O texto apresentado é obtido de forma automática, não levando em conta elementos gráficos e podendo conter erros. Se encontrar algum erro, por favor informe os serviços através da página de contactos.
Não foi possivel carregar a página pretendida. Reportar Erro

300

DIARIO DA CAMARA DOS SENHORES DEPUTADOS

Já aqui declarei que sou liberal convicto, e por isso mesmo que sou liberal, entendo que todos os cidadãos portuguezes são iguaes perante a lei, e que todo e qualquer cidadão, tendo as habilitações que a lei exige, póde aspirar a todos os cargos da republica (apoiados). Não posso por isso considerar o circulo do Carregal como a arca de alliança, onde ninguem póde tocar. Que importa que eu tivesse a minha eleição certa por um outro circulo, se os meus amigos queriam eleger-me tambem pelo circulo do Carregal?

Honro-me muito com essa eleição, e creio que não commetti crime prestando o meu nome para ella; não offendi alguem, nem desconsiderei o sr. Coelho do Amaral, porque os circulos eleitoraes não são patrimonio de alguem (apoiados).

O sr. Mariano de Carvalho: — Felicito me e felicito a camara por termos o gosto de ver n'esta casa, antes da ordem do dia, o illustre ministro da guerra.

Disse em algumas sessões anteriores que desejava dirigir a s. ex.ª não censuras, mas algumas simples perguntas sobre negocios importantes do seu ministerio, que dizem respeito á defeza do paiz.

Aproveito a occasião rara do illustre ministro estar presente para lhe dirigir essas perguntas, e esperarei a resposta.

Todos sabem que entre muitas cousas que concorreram para as brilhantes victorias dos exercitos prussianos sobre os da França, avultou uma muito principal. Creio que a Prussia triumphou não só pela uniformidade de disciplina do exercito, pela sua melhor artilheria, pela mais completa educação do povo e do soldado prussiano, mas sobretudo pelo methodo que a Prussia tem para a escolha e instrucção dos seus officiaes, e particularmente dos officiaes technicos. Parece me que todas as nações da Europa que têem pretensões a ser potencias militares, ou as que apenas pretendem sustentar a sua dependencia e dignidade, procuram quanto possivel approximar-se do systema prussiano nas cousas militares.
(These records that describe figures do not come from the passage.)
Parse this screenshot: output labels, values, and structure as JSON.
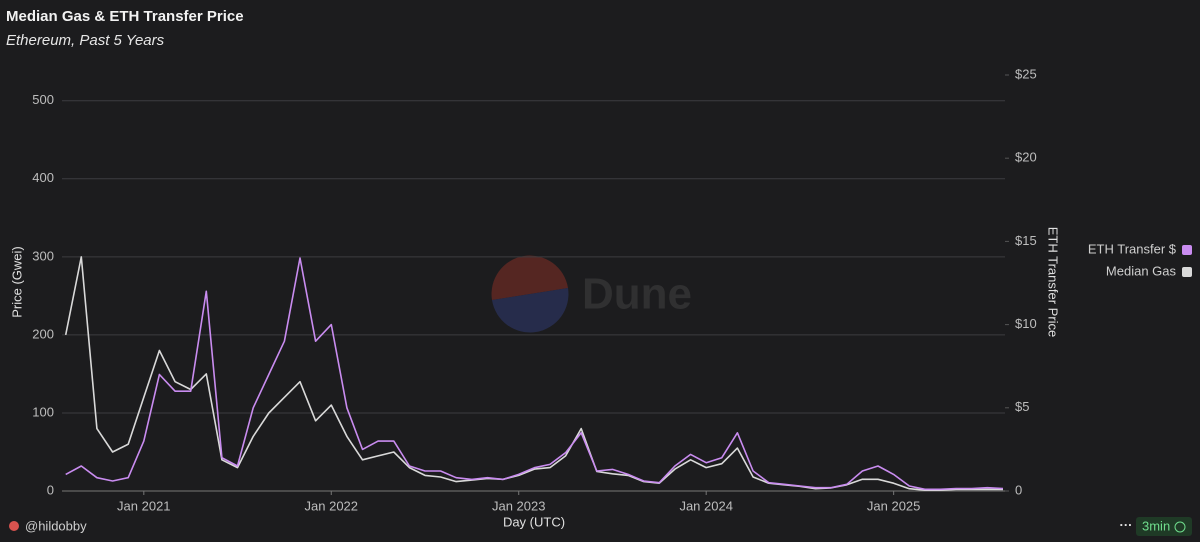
{
  "chart_data": {
    "type": "line",
    "title": "Median Gas & ETH Transfer Price",
    "subtitle": "Ethereum, Past 5 Years",
    "xlabel": "Day (UTC)",
    "ylabel": "Price (Gwei)",
    "y2label": "ETH Transfer Price",
    "watermark": "Dune",
    "author": "@hildobby",
    "refresh": "3min",
    "menu": "···",
    "x": [
      "2020-08",
      "2020-09",
      "2020-10",
      "2020-11",
      "2020-12",
      "2021-01",
      "2021-02",
      "2021-03",
      "2021-04",
      "2021-05",
      "2021-06",
      "2021-07",
      "2021-08",
      "2021-09",
      "2021-10",
      "2021-11",
      "2021-12",
      "2022-01",
      "2022-02",
      "2022-03",
      "2022-04",
      "2022-05",
      "2022-06",
      "2022-07",
      "2022-08",
      "2022-09",
      "2022-10",
      "2022-11",
      "2022-12",
      "2023-01",
      "2023-02",
      "2023-03",
      "2023-04",
      "2023-05",
      "2023-06",
      "2023-07",
      "2023-08",
      "2023-09",
      "2023-10",
      "2023-11",
      "2023-12",
      "2024-01",
      "2024-02",
      "2024-03",
      "2024-04",
      "2024-05",
      "2024-06",
      "2024-07",
      "2024-08",
      "2024-09",
      "2024-10",
      "2024-11",
      "2024-12",
      "2025-01",
      "2025-02",
      "2025-03",
      "2025-04",
      "2025-05",
      "2025-06",
      "2025-07",
      "2025-08"
    ],
    "series": [
      {
        "name": "ETH Transfer $",
        "color": "#c98cf0",
        "axis": "y2",
        "values": [
          1.0,
          1.5,
          0.8,
          0.6,
          0.8,
          3,
          7,
          6,
          6,
          12,
          2,
          1.5,
          5,
          7,
          9,
          14,
          9,
          10,
          5,
          2.5,
          3,
          3,
          1.5,
          1.2,
          1.2,
          0.8,
          0.7,
          0.8,
          0.7,
          1,
          1.4,
          1.6,
          2.3,
          3.5,
          1.2,
          1.3,
          1.0,
          0.6,
          0.5,
          1.5,
          2.2,
          1.7,
          2,
          3.5,
          1.2,
          0.5,
          0.4,
          0.3,
          0.2,
          0.2,
          0.4,
          1.2,
          1.5,
          1,
          0.3,
          0.1,
          0.1,
          0.15,
          0.15,
          0.2,
          0.15
        ]
      },
      {
        "name": "Median Gas",
        "color": "#d9d9d9",
        "values": [
          200,
          300,
          80,
          50,
          60,
          120,
          180,
          140,
          130,
          150,
          40,
          30,
          70,
          100,
          120,
          140,
          90,
          110,
          70,
          40,
          45,
          50,
          30,
          20,
          18,
          12,
          14,
          16,
          15,
          20,
          28,
          30,
          45,
          80,
          25,
          22,
          20,
          12,
          10,
          28,
          40,
          30,
          35,
          55,
          18,
          10,
          8,
          6,
          3,
          4,
          8,
          15,
          15,
          10,
          3,
          1,
          1,
          2,
          2,
          2,
          2
        ]
      }
    ],
    "ylim": [
      0,
      533
    ],
    "yticks": [
      0,
      100,
      200,
      300,
      400,
      500
    ],
    "y2lim": [
      0,
      25
    ],
    "y2ticks": [
      0,
      {
        "value": 5,
        "label": "$5"
      },
      {
        "value": 10,
        "label": "$10"
      },
      {
        "value": 15,
        "label": "$15"
      },
      {
        "value": 20,
        "label": "$20"
      },
      {
        "value": 25,
        "label": "$25"
      }
    ],
    "xticks": [
      {
        "value": "2021-01",
        "label": "Jan 2021"
      },
      {
        "value": "2022-01",
        "label": "Jan 2022"
      },
      {
        "value": "2023-01",
        "label": "Jan 2023"
      },
      {
        "value": "2024-01",
        "label": "Jan 2024"
      },
      {
        "value": "2025-01",
        "label": "Jan 2025"
      }
    ],
    "grid": true,
    "legend": "right"
  }
}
Pela pratica que tenho do ensino publico, no qual exerço um logar modesto, julgo que a instrucção dos officiaes technicos do nosso paiz, tanto do estado maior como da engenheria e artilheria, não corresponde ás necessidades da arte militar tal qual ella é hoje. Sem exigir que o sr. ministro traga desde já uma reforma completa do exercito, que sei estar dormindo ha mezes na commissão externa encarregada d'esse trabalho, desejo que o illustre ministro exponha á camara quaes são as suas idéas a respeito do aperfeiçoamento da instrucção dos officiaes technicos do exercito portuguez.

Tambem ouvi que o illustre ministro trouxe a esta camara algumas propostas para melhorar o nosso armamento. S. ex.ª propoz, alem da compra de machinas para transformação de armas e fabrico de cartuxame, que se comprassem umas seis metralhadoras.
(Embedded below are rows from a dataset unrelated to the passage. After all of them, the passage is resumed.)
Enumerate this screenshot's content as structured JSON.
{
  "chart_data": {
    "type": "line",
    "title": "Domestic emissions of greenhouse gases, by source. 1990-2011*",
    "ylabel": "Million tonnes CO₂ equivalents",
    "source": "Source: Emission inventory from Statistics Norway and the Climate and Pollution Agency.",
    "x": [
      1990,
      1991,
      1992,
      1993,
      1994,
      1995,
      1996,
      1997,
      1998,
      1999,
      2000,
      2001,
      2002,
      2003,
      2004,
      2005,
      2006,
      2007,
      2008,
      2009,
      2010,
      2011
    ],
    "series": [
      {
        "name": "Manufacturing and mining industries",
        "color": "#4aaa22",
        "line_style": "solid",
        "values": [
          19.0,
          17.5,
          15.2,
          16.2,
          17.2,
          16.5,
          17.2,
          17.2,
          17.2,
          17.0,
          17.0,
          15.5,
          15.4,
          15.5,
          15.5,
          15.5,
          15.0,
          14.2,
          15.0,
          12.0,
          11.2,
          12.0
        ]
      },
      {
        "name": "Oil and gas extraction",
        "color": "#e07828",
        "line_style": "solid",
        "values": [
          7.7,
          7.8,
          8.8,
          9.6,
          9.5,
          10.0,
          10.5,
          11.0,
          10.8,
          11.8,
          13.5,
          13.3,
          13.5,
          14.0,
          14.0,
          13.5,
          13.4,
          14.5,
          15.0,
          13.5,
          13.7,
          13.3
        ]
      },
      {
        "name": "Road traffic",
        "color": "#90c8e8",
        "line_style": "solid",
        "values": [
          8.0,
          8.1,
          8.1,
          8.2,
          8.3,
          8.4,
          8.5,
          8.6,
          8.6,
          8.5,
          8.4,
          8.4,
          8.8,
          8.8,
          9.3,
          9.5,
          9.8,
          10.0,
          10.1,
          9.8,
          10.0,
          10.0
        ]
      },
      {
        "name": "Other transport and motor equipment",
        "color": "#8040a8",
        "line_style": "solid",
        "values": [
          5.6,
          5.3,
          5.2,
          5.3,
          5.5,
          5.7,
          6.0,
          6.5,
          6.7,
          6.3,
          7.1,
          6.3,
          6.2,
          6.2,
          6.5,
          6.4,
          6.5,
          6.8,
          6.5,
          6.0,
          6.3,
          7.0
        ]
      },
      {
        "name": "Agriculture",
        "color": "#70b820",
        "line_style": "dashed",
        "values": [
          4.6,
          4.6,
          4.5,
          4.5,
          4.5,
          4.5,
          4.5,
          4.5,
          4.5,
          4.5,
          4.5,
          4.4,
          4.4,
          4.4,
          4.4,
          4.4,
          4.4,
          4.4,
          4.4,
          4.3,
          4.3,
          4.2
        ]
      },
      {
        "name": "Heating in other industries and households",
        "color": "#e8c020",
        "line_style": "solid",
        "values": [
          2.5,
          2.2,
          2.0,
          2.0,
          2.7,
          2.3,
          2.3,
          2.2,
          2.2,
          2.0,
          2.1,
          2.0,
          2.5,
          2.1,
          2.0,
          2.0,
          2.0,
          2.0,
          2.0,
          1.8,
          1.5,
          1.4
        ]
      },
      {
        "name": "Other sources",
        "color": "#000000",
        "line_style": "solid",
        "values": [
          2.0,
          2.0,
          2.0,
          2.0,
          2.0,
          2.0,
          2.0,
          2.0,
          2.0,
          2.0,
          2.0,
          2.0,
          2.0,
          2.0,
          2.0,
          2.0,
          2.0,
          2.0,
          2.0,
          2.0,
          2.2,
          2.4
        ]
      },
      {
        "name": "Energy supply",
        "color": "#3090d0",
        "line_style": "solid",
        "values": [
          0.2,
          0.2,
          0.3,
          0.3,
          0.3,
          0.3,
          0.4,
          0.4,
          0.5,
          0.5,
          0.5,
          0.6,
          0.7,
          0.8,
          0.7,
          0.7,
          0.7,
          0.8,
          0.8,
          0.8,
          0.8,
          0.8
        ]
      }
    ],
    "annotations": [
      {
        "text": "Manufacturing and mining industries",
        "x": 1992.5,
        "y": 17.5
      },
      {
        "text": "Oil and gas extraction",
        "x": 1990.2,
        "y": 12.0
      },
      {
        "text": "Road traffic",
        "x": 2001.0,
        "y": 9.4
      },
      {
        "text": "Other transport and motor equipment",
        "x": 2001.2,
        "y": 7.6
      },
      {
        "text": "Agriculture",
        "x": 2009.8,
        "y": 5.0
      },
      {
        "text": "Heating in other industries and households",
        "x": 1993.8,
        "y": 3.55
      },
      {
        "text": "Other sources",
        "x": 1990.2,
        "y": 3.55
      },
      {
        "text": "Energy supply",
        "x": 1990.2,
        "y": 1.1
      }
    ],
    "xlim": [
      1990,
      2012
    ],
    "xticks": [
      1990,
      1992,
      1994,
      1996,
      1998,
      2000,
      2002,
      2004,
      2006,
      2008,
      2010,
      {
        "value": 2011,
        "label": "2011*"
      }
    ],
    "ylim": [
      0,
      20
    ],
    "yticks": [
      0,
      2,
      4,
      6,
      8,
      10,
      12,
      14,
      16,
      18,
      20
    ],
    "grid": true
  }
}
Acho que a metralhadora é uma arma de guerra util; mas não me parece que seja indispensavel a qualquer exercito.

Quando começou a guerra da França contra a Prussia, a França possuia metralhadoras e a Prussia não as tinha, mas com a superioridade da sua artilheria em grande parte inutilisou o effeito das metralhadoras.

Se o nosso exercito já tivesse armamento completo de infanteria, cavallaria e artilheria, achava justificadíssima a compra não só de seis metralhadoras mas de sessenta ou mais. Porém, quando acontece que nos regimentos de cavallaria, quando ha cavallos não ha selins; quando ha selins não ha cavallos; quando ha cavallos e selins não ha homens; quando ha cavallos, selins e homens não ha pistolas; quando o armamento de infanteria é ainda imperfeitíssimo, e o armamento de artilheria está muito longe do seu estado completo, não me parece conveniente que vamos já tratar da compra de metralhadoras (apoiados).
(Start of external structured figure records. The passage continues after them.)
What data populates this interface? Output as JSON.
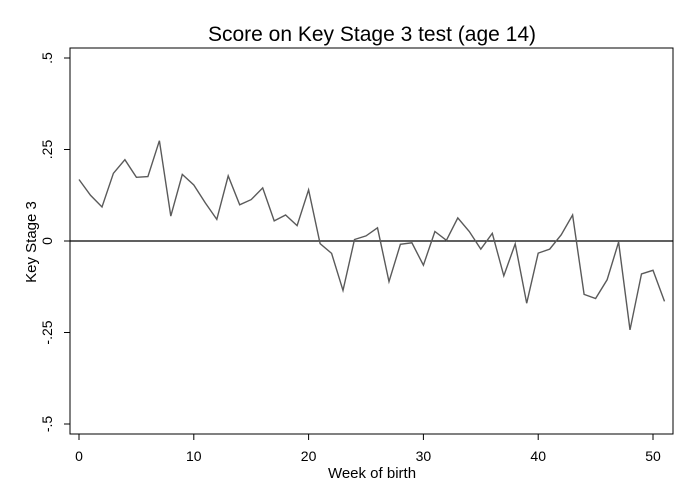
{
  "chart_data": {
    "type": "line",
    "title": "Score on Key Stage 3 test (age 14)",
    "xlabel": "Week of birth",
    "ylabel": "Key Stage 3",
    "xlim": [
      0,
      51
    ],
    "ylim": [
      -0.5,
      0.5
    ],
    "x_ticks": [
      0,
      10,
      20,
      30,
      40,
      50
    ],
    "x_tick_labels": [
      "0",
      "10",
      "20",
      "30",
      "40",
      "50"
    ],
    "y_ticks": [
      -0.5,
      -0.25,
      0,
      0.25,
      0.5
    ],
    "y_tick_labels": [
      "-.5",
      "-.25",
      "0",
      ".25",
      ".5"
    ],
    "reference_line": 0,
    "grid": false,
    "series": [
      {
        "x": [
          0,
          1,
          2,
          3,
          4,
          5,
          6,
          7,
          8,
          9,
          10,
          11,
          12,
          13,
          14,
          15,
          16,
          17,
          18,
          19,
          20,
          21,
          22,
          23,
          24,
          25,
          26,
          27,
          28,
          29,
          30,
          31,
          32,
          33,
          34,
          35,
          36,
          37,
          38,
          39,
          40,
          41,
          42,
          43,
          44,
          45,
          46,
          47,
          48,
          49,
          50,
          51
        ],
        "values": [
          0.168,
          0.125,
          0.093,
          0.185,
          0.222,
          0.174,
          0.176,
          0.274,
          0.068,
          0.182,
          0.153,
          0.104,
          0.059,
          0.178,
          0.099,
          0.113,
          0.145,
          0.055,
          0.071,
          0.042,
          0.14,
          -0.007,
          -0.034,
          -0.135,
          0.004,
          0.014,
          0.036,
          -0.111,
          -0.009,
          -0.005,
          -0.066,
          0.026,
          0.002,
          0.063,
          0.026,
          -0.022,
          0.021,
          -0.095,
          -0.008,
          -0.17,
          -0.033,
          -0.022,
          0.017,
          0.071,
          -0.146,
          -0.157,
          -0.106,
          -0.003,
          -0.243,
          -0.09,
          -0.08,
          -0.165
        ]
      }
    ],
    "colors": {
      "line": "#5a5a5a",
      "axis": "#000000",
      "reference": "#000000"
    }
  }
}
Desejava ouvir o sr. ministro da guerra sobre n armamento do nosso exercito, e em particular sobre o que s. ex.ª tem feito para o melhoramento da arma de cavallaria, cuja importancia a guerra franco-prussiana bem mostrou.

Eu sei que s. ex.ª com muito louvavel zêlo tem procurado desenvolver no paiz as escolas de tiro, o que é uma bellissima instituição desde que os fogos de infanteria fazem hoje parte predominante no exito das batalhas; mas parece-me que não podemos alcançar proveito algum da escola de tiro emquanto não houver instructores devidamente habilitados para os dirigir.

Preciso saber se s. ex.ª tem procurado preparar instructores para dirigir aquellas escolas.

O sr. Ministro da Guerra: — V. ex.ª e a camara sabem que eu não fui prevenido de qual o assumpto ou perguntas que s. ex.ª acaba de me dirigir. Como v. ex.ª ouviu, são objectos de muita ponderação a que não póde responder se de momento e precipitadamente; por consequencia, peço a v. ex.ª que se digne convidar o illustre deputado a formular as suas perguntas n'uma nota de interpellação, e logo que eu me ache habilitado darei parte a v. ex.ª

O sr. Presidente: — Em vista da declaração do sr. ministro, este incidente não póde continuar.

(Susurro.)

O sr. Mariano de Carvalho: — Vou responder ao sr. ministro em duas palavras: é extraordinario o que se passa. Dirigi ao sr. ministro differentes perguntas sobre objectos de sciencia militar, e s. ex.ª que é ministro da guerra d'este paiz, que é general, responde que eu devo formular as minhas perguntas n'uma nota de interpellação. Sinto isto.

O sr. Presidente: — E eu sinto dizer ao sr. deputado que o sr. ministro da guerra lhe está indicando o que manda o regimento; mas paremos aqui para não estar a fazer dialogo.

O Orador: — Entendo que o regimento marca o caminho a seguir nos debates parlamentares e nas interpellações que se dirigem aos srs. ministros, mas não creio que o regimento de modo algum, quando se pergunta a um ministro o seu pensamento sobre um dado objecto, determine que se formule uma nota de interpellação. Nunca vi seguir este procedimento na camara, e até v. ex.ª disse ha pouco, que as interpellações servem para questões de facto.

O sr. Presidente: — Peço perdão, sinto cortar-lhe a palavra. O sr. ministro póde responder se quizer, e não respondendo, o sr. deputado formula a sua interpellação.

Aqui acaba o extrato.